But for all that experience, Dunbar seemed a little rattled a few months ago when he was introduced at a press conference as the new superintendent of the troubled New Jersey State Police. Did he feel any pressure, a reporter wanted to know. "Do I feel any pressure?" he repeated. "Are you kidding me? I feel a lot of pressure."
The reason can be summarized by two words: racial profiling. For the past several years, the blue and gold colors of the state police have been tarnished by withering criticism of the division's practice of stopping motorists in part because of their race.
The issue of racial profiling has long percolated across the state, but the 1998 turnpike shooting of three unarmed African-American men forced a spotlight on the practice and, in the process, has shaken the proud police corps.
Many rank-and-file cops contend that the two white troopers involved in the 1998 incident--one of whom was knocked down by the victims' vehicle before the shooting--are being railroaded. Black clergy and political leaders insist the incident is characteristic of a deeply racist police force unaccustomed to any accountability.
For the past two years, the issue of racial profiling has overwhelmed the state's political debate. Early last year, Governor Christine Todd Whitman fired Dunbar's predecessor, Carl Williams, after Williams, in an interview with the Newark Star-Ledger, defended traffic-stop practices by explaining that certain minority groups tended to be involved in the drug trade.
Dunbar was not the governor's first choice to succeed Williams. The state Senate rejected her initial selection without a vote, refusing to consider an out-of-state candidate. Dunbar, however, served as the perfect compromise. A resident of New Jersey, he spent four years as a state trooper there himself before joining the FBI in 1977. After spending time in the Pittsburgh and Washington, D.C., FBI offices, he was transferred to New York, where he became the special agent in charge of administration.
Dunbar's FBI work drew scrutiny--and some sharp criticism--for his role in ending surveillance of a group of terrorists less than a year before they bombed the World Trade Center. Dunbar, according to court documents, refused to authorize further payments to a paid informer within the group who declined to wear a tape recorder. Seven months later, the bombing occurred.
That kind of second-guessing is likely to continue for as long as Dunbar holds his new post. He inherits an insular police force that is under siege both from outside and from within, and lacks any real base of political support. African-American leaders and the State Troopers Fraternal Association both view the new chief warily.
The federal Justice Department is in the midst of an investigation of the New Jersey police for civil rights violations. A group of black troopers is suing over hiring and promotion practices. Other troopers bitterly resent the ouster of Williams, who many believe lost his job simply for speaking the truth. Since the racial profiling furor began, the number of arrests made by the force has begun to decline.

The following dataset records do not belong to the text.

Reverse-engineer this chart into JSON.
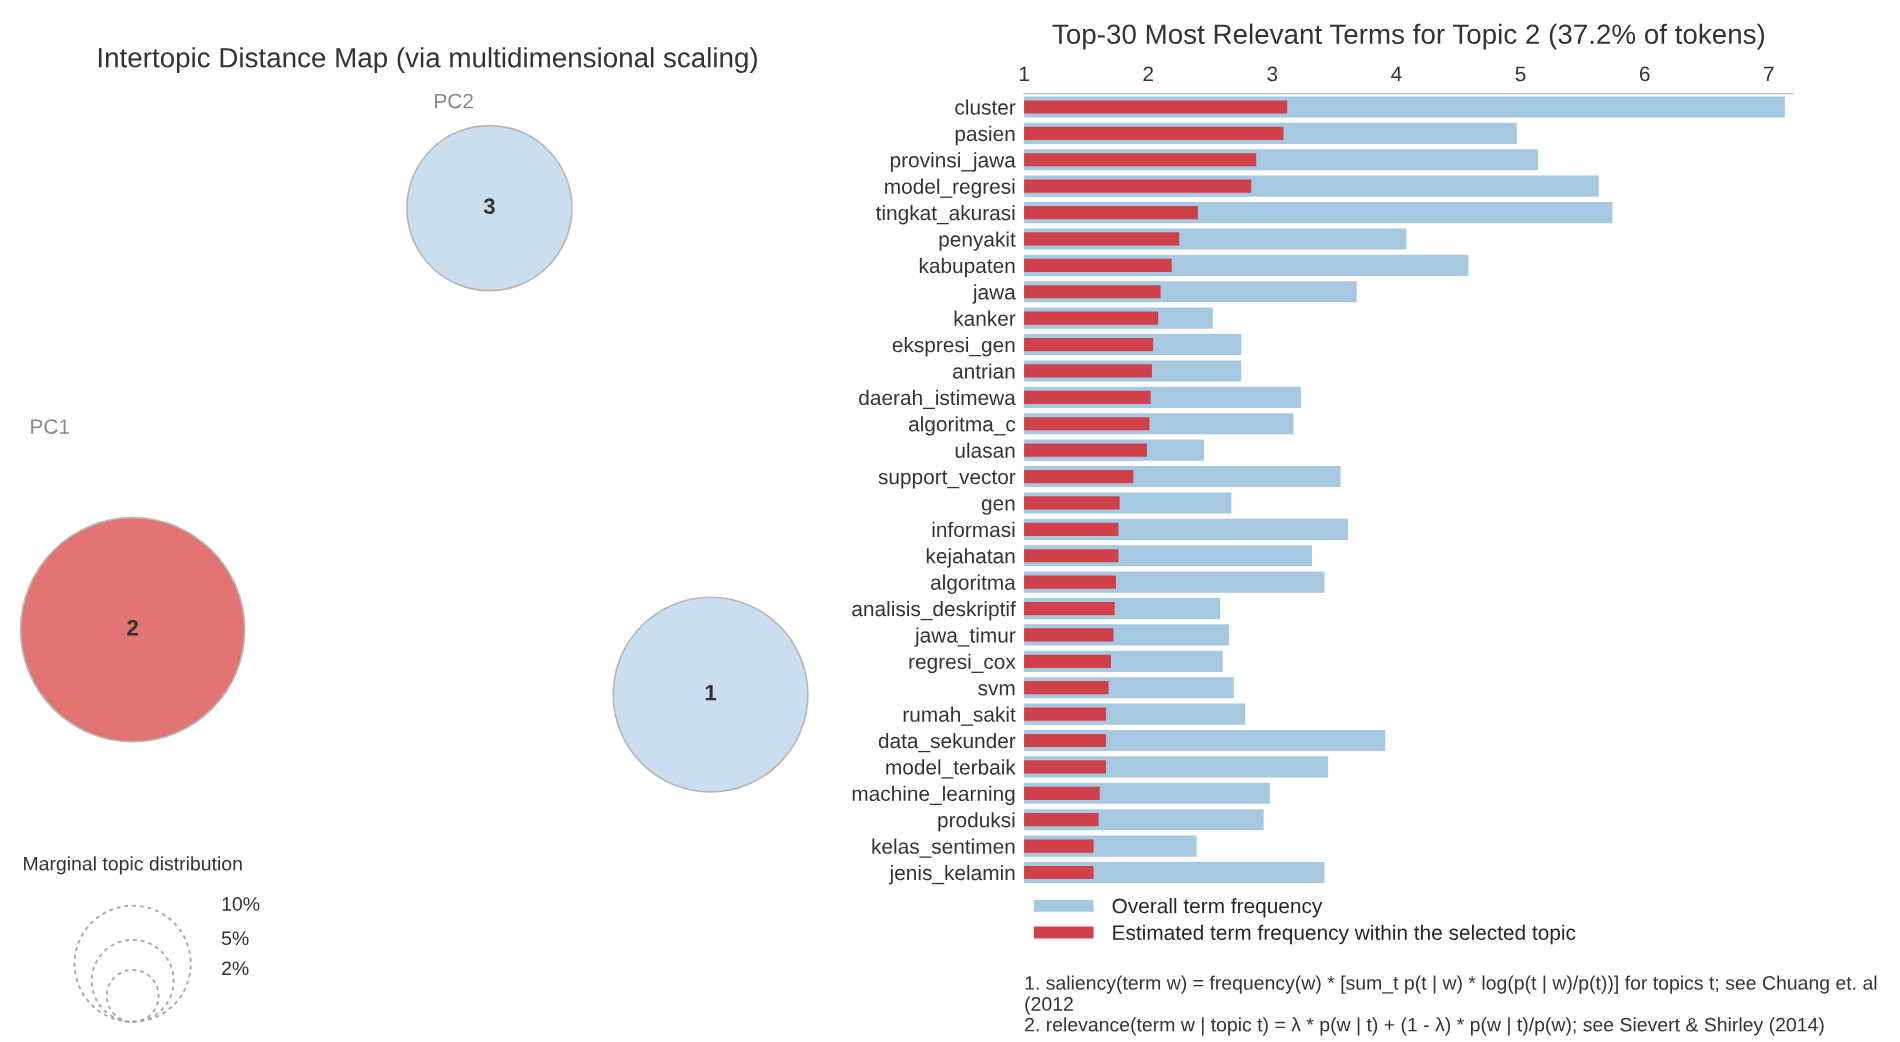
{
  "chart_data": [
    {
      "type": "other",
      "title": "Intertopic Distance Map (via multidimensional scaling)",
      "xlabel": "PC1",
      "ylabel": "PC2",
      "annotations": [
        "1",
        "2",
        "3",
        "Marginal topic distribution",
        "2%",
        "5%",
        "10%"
      ]
    },
    {
      "type": "bar",
      "orientation": "horizontal",
      "title": "Top-30 Most Relevant Terms for Topic 2 (37.2% of tokens)",
      "categories": [
        "cluster",
        "pasien",
        "provinsi_jawa",
        "model_regresi",
        "tingkat_akurasi",
        "penyakit",
        "kabupaten",
        "jawa",
        "kanker",
        "ekspresi_gen",
        "antrian",
        "daerah_istimewa",
        "algoritma_c",
        "ulasan",
        "support_vector",
        "gen",
        "informasi",
        "kejahatan",
        "algoritma",
        "analisis_deskriptif",
        "jawa_timur",
        "regresi_cox",
        "svm",
        "rumah_sakit",
        "data_sekunder",
        "model_terbaik",
        "machine_learning",
        "produksi",
        "kelas_sentimen",
        "jenis_kelamin"
      ],
      "series": [
        {
          "name": "Overall term frequency",
          "color": "#a6c8e0",
          "values": [
            7.13,
            4.97,
            5.14,
            5.63,
            5.74,
            4.08,
            4.58,
            3.68,
            2.52,
            2.75,
            2.75,
            3.23,
            3.17,
            2.45,
            3.55,
            2.67,
            3.61,
            3.32,
            3.42,
            2.58,
            2.65,
            2.6,
            2.69,
            2.78,
            3.91,
            3.45,
            2.98,
            2.93,
            2.39,
            3.42
          ]
        },
        {
          "name": "Estimated term frequency within the selected topic",
          "color": "#d0404a",
          "values": [
            3.12,
            3.09,
            2.87,
            2.83,
            2.4,
            2.25,
            2.19,
            2.1,
            2.08,
            2.04,
            2.03,
            2.02,
            2.01,
            1.99,
            1.88,
            1.77,
            1.76,
            1.76,
            1.74,
            1.73,
            1.72,
            1.7,
            1.68,
            1.66,
            1.66,
            1.66,
            1.61,
            1.6,
            1.56,
            1.56
          ]
        }
      ],
      "xlim": [
        1,
        7.2
      ],
      "xticks": [
        1,
        2,
        3,
        4,
        5,
        6,
        7
      ],
      "legend": "bottom",
      "annotations": [
        "1. saliency(term w) = frequency(w) * [sum_t p(t | w) * log(p(t | w)/p(t))] for topics t; see Chuang et. al (2012",
        "2. relevance(term w | topic t) = λ * p(w | t) + (1 - λ) * p(w | t)/p(w); see Sievert & Shirley (2014)"
      ]
    }
  ]
}
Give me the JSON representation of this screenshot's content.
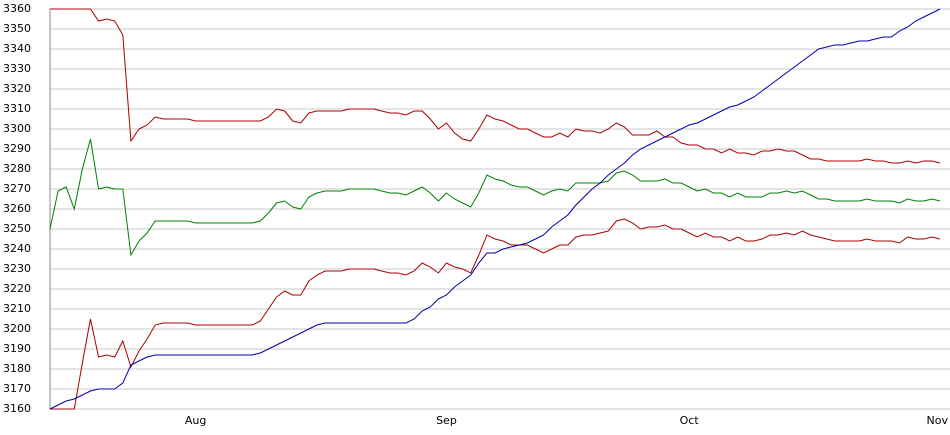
{
  "chart_data": {
    "type": "line",
    "categories": [
      null,
      null,
      null,
      null,
      null,
      null,
      null,
      null,
      null,
      null,
      null,
      null,
      null,
      null,
      null,
      null,
      null,
      null,
      "Aug",
      null,
      null,
      null,
      null,
      null,
      null,
      null,
      null,
      null,
      null,
      null,
      null,
      null,
      null,
      null,
      null,
      null,
      null,
      null,
      null,
      null,
      null,
      null,
      null,
      null,
      null,
      null,
      null,
      null,
      null,
      "Sep",
      null,
      null,
      null,
      null,
      null,
      null,
      null,
      null,
      null,
      null,
      null,
      null,
      null,
      null,
      null,
      null,
      null,
      null,
      null,
      null,
      null,
      null,
      null,
      null,
      null,
      null,
      null,
      null,
      null,
      "Oct",
      null,
      null,
      null,
      null,
      null,
      null,
      null,
      null,
      null,
      null,
      null,
      null,
      null,
      null,
      null,
      null,
      null,
      null,
      null,
      null,
      null,
      null,
      null,
      null,
      null,
      null,
      null,
      null,
      null,
      null,
      "Nov"
    ],
    "series": [
      {
        "color": "#aa0000",
        "values": [
          3360,
          3360,
          3360,
          3360,
          3360,
          3360,
          3354,
          3355,
          3354,
          3347,
          3294,
          3300,
          3302,
          3306,
          3305,
          3305,
          3305,
          3305,
          3304,
          3304,
          3304,
          3304,
          3304,
          3304,
          3304,
          3304,
          3304,
          3306,
          3310,
          3309,
          3304,
          3303,
          3308,
          3309,
          3309,
          3309,
          3309,
          3310,
          3310,
          3310,
          3310,
          3309,
          3308,
          3308,
          3307,
          3309,
          3309,
          3305,
          3300,
          3303,
          3298,
          3295,
          3294,
          3300,
          3307,
          3305,
          3304,
          3302,
          3300,
          3300,
          3298,
          3296,
          3296,
          3298,
          3296,
          3300,
          3299,
          3299,
          3298,
          3300,
          3303,
          3301,
          3297,
          3297,
          3297,
          3299,
          3296,
          3296,
          3293,
          3292,
          3292,
          3290,
          3290,
          3288,
          3290,
          3288,
          3288,
          3287,
          3289,
          3289,
          3290,
          3289,
          3289,
          3287,
          3285,
          3285,
          3284,
          3284,
          3284,
          3284,
          3284,
          3285,
          3284,
          3284,
          3283,
          3283,
          3284,
          3283,
          3284,
          3284,
          3283
        ]
      },
      {
        "color": "#008000",
        "values": [
          3250,
          3269,
          3271,
          3260,
          3280,
          3295,
          3270,
          3271,
          3270,
          3270,
          3237,
          3244,
          3248,
          3254,
          3254,
          3254,
          3254,
          3254,
          3253,
          3253,
          3253,
          3253,
          3253,
          3253,
          3253,
          3253,
          3254,
          3258,
          3263,
          3264,
          3261,
          3260,
          3266,
          3268,
          3269,
          3269,
          3269,
          3270,
          3270,
          3270,
          3270,
          3269,
          3268,
          3268,
          3267,
          3269,
          3271,
          3268,
          3264,
          3268,
          3265,
          3263,
          3261,
          3268,
          3277,
          3275,
          3274,
          3272,
          3271,
          3271,
          3269,
          3267,
          3269,
          3270,
          3269,
          3273,
          3273,
          3273,
          3273,
          3274,
          3278,
          3279,
          3277,
          3274,
          3274,
          3274,
          3275,
          3273,
          3273,
          3271,
          3269,
          3270,
          3268,
          3268,
          3266,
          3268,
          3266,
          3266,
          3266,
          3268,
          3268,
          3269,
          3268,
          3269,
          3267,
          3265,
          3265,
          3264,
          3264,
          3264,
          3264,
          3265,
          3264,
          3264,
          3264,
          3263,
          3265,
          3264,
          3264,
          3265,
          3264
        ]
      },
      {
        "color": "#aa0000",
        "values": [
          3160,
          3160,
          3160,
          3160,
          3183,
          3205,
          3186,
          3187,
          3186,
          3194,
          3181,
          3189,
          3195,
          3202,
          3203,
          3203,
          3203,
          3203,
          3202,
          3202,
          3202,
          3202,
          3202,
          3202,
          3202,
          3202,
          3204,
          3210,
          3216,
          3219,
          3217,
          3217,
          3224,
          3227,
          3229,
          3229,
          3229,
          3230,
          3230,
          3230,
          3230,
          3229,
          3228,
          3228,
          3227,
          3229,
          3233,
          3231,
          3228,
          3233,
          3231,
          3230,
          3228,
          3237,
          3247,
          3245,
          3244,
          3242,
          3242,
          3242,
          3240,
          3238,
          3240,
          3242,
          3242,
          3246,
          3247,
          3247,
          3248,
          3249,
          3254,
          3255,
          3253,
          3250,
          3251,
          3251,
          3252,
          3250,
          3250,
          3248,
          3246,
          3248,
          3246,
          3246,
          3244,
          3246,
          3244,
          3244,
          3245,
          3247,
          3247,
          3248,
          3247,
          3249,
          3247,
          3246,
          3245,
          3244,
          3244,
          3244,
          3244,
          3245,
          3244,
          3244,
          3244,
          3243,
          3246,
          3245,
          3245,
          3246,
          3245
        ]
      },
      {
        "color": "#0000aa",
        "values": [
          3160,
          3162,
          3164,
          3165,
          3167,
          3169,
          3170,
          3170,
          3170,
          3173,
          3182,
          3184,
          3186,
          3187,
          3187,
          3187,
          3187,
          3187,
          3187,
          3187,
          3187,
          3187,
          3187,
          3187,
          3187,
          3187,
          3188,
          3190,
          3192,
          3194,
          3196,
          3198,
          3200,
          3202,
          3203,
          3203,
          3203,
          3203,
          3203,
          3203,
          3203,
          3203,
          3203,
          3203,
          3203,
          3205,
          3209,
          3211,
          3215,
          3217,
          3221,
          3224,
          3227,
          3233,
          3238,
          3238,
          3240,
          3241,
          3242,
          3243,
          3245,
          3247,
          3251,
          3254,
          3257,
          3262,
          3266,
          3270,
          3273,
          3277,
          3280,
          3283,
          3287,
          3290,
          3292,
          3294,
          3296,
          3298,
          3300,
          3302,
          3303,
          3305,
          3307,
          3309,
          3311,
          3312,
          3314,
          3316,
          3319,
          3322,
          3325,
          3328,
          3331,
          3334,
          3337,
          3340,
          3341,
          3342,
          3342,
          3343,
          3344,
          3344,
          3345,
          3346,
          3346,
          3349,
          3351,
          3354,
          3356,
          3358,
          3360
        ]
      }
    ],
    "ylim": [
      3160,
      3360
    ],
    "yticks": [
      3160,
      3170,
      3180,
      3190,
      3200,
      3210,
      3220,
      3230,
      3240,
      3250,
      3260,
      3270,
      3280,
      3290,
      3300,
      3310,
      3320,
      3330,
      3340,
      3350,
      3360
    ],
    "grid": true
  }
}
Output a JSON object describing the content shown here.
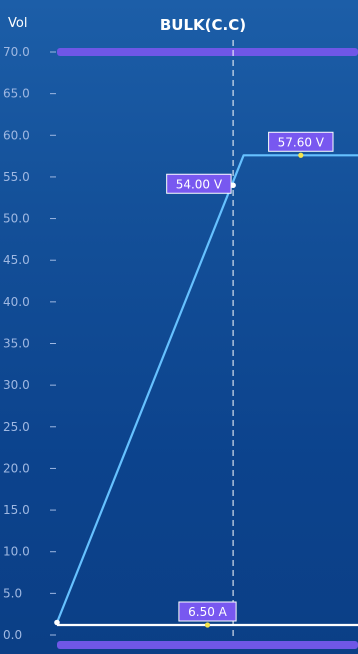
{
  "header": {
    "y_unit": "Vol",
    "stage_title": "BULK(C.C)"
  },
  "colors": {
    "bar": "#6f57e6",
    "curve": "#66c1ff",
    "current_line": "#ffffff",
    "label_bg": "#7858f0",
    "marker_yellow": "#f6e44b",
    "marker_white": "#ffffff",
    "dashed": "#ffffff",
    "axis_text": "#9fb8e2"
  },
  "chart_data": {
    "type": "line",
    "title": "BULK(C.C)",
    "ylabel": "Vol",
    "ylim": [
      0,
      70
    ],
    "y_ticks": [
      "70.0",
      "65.0",
      "60.0",
      "55.0",
      "50.0",
      "45.0",
      "40.0",
      "35.0",
      "30.0",
      "25.0",
      "20.0",
      "15.0",
      "10.0",
      "5.0",
      "0.0"
    ],
    "y_tick_values": [
      70,
      65,
      60,
      55,
      50,
      45,
      40,
      35,
      30,
      25,
      20,
      15,
      10,
      5,
      0
    ],
    "grid": false,
    "series": [
      {
        "kind": "voltage",
        "points": [
          {
            "x": 0.0,
            "y": 1.5
          },
          {
            "x": 0.62,
            "y": 57.6
          },
          {
            "x": 1.0,
            "y": 57.6
          }
        ]
      },
      {
        "kind": "current",
        "points": [
          {
            "x": 0.0,
            "y": 1.2
          },
          {
            "x": 1.0,
            "y": 1.2
          }
        ]
      }
    ],
    "markers": [
      {
        "kind": "white",
        "x": 0.585,
        "y": 54.0
      },
      {
        "kind": "yellow",
        "x": 0.81,
        "y": 57.6
      },
      {
        "kind": "yellow",
        "x": 0.5,
        "y": 1.2
      },
      {
        "kind": "white",
        "x": 0.0,
        "y": 1.5
      }
    ],
    "annotations": [
      {
        "text": "54.00 V",
        "x": 0.42,
        "y": 54.0
      },
      {
        "text": "57.60 V",
        "x": 0.81,
        "y": 57.6
      },
      {
        "text": "6.50 A",
        "x": 0.5,
        "y": 1.2
      }
    ],
    "cursor_x": 0.585
  }
}
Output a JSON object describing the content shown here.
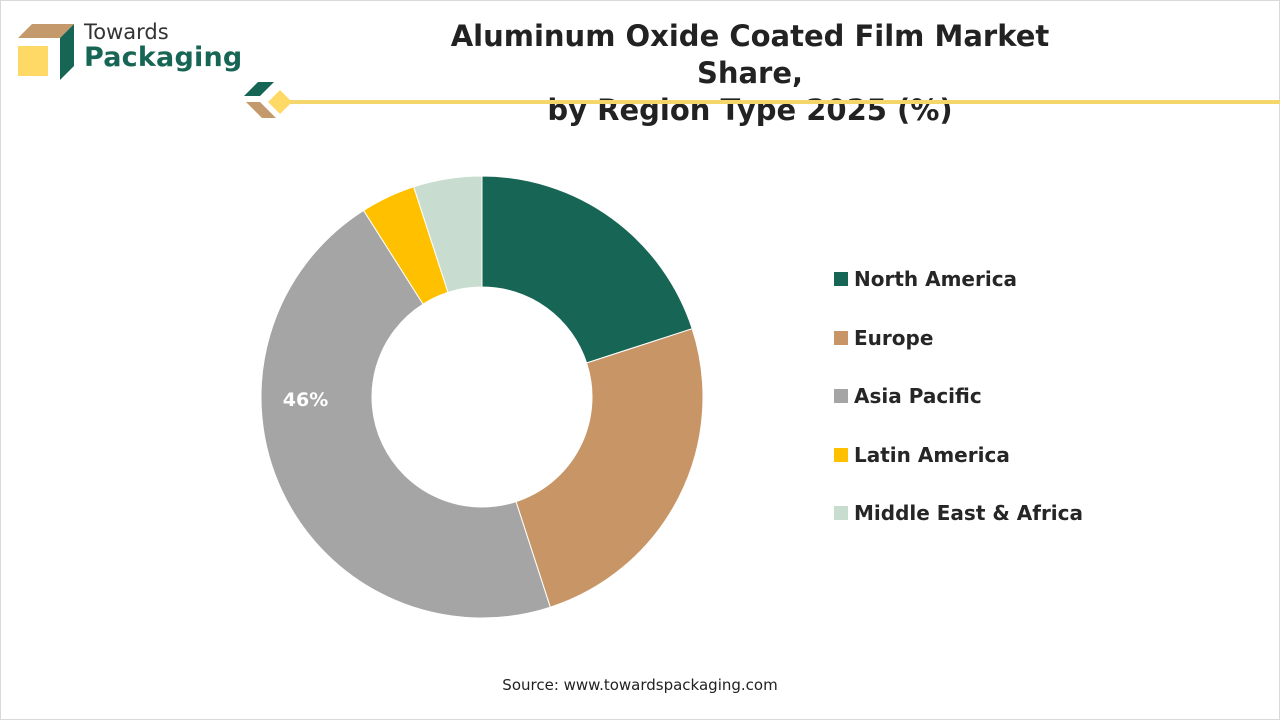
{
  "brand": {
    "line1": "Towards",
    "line2": "Packaging"
  },
  "colors": {
    "brand_green": "#176655",
    "brand_tan": "#c49a6c",
    "brand_yellow": "#f5d66b"
  },
  "chart_data": {
    "type": "pie",
    "donut": true,
    "title": "Aluminum Oxide Coated Film Market Share,",
    "subtitle": "by Region Type 2025 (%)",
    "categories": [
      "North America",
      "Europe",
      "Asia Pacific",
      "Latin America",
      "Middle East & Africa"
    ],
    "values": [
      20,
      25,
      46,
      4,
      5
    ],
    "colors": [
      "#176655",
      "#c89666",
      "#a5a5a5",
      "#ffc000",
      "#c8dccf"
    ],
    "data_labels": [
      "",
      "",
      "46%",
      "",
      ""
    ],
    "legend_position": "right"
  },
  "source": "Source: www.towardspackaging.com"
}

"He's being asked to be a reconciliator," says Renee Steinhagen, executive director of the Public Interest Law Center of New Jersey, who also represents 14 troopers in a suit against the force. "He has to change the perception within the state police of a conflation between minority status and criminality."
If anyone can straighten out this mess, it might be Dunbar. For one thing, he starts with a balanced approach to the job: He says his own experience as a trooper was a positive one, but he also claims that he himself was a victim of racial profiling by state police years ago, after he had left. In any case, Dunbar's familiarity with both sides will come in handy. So will his experience under intense pressure.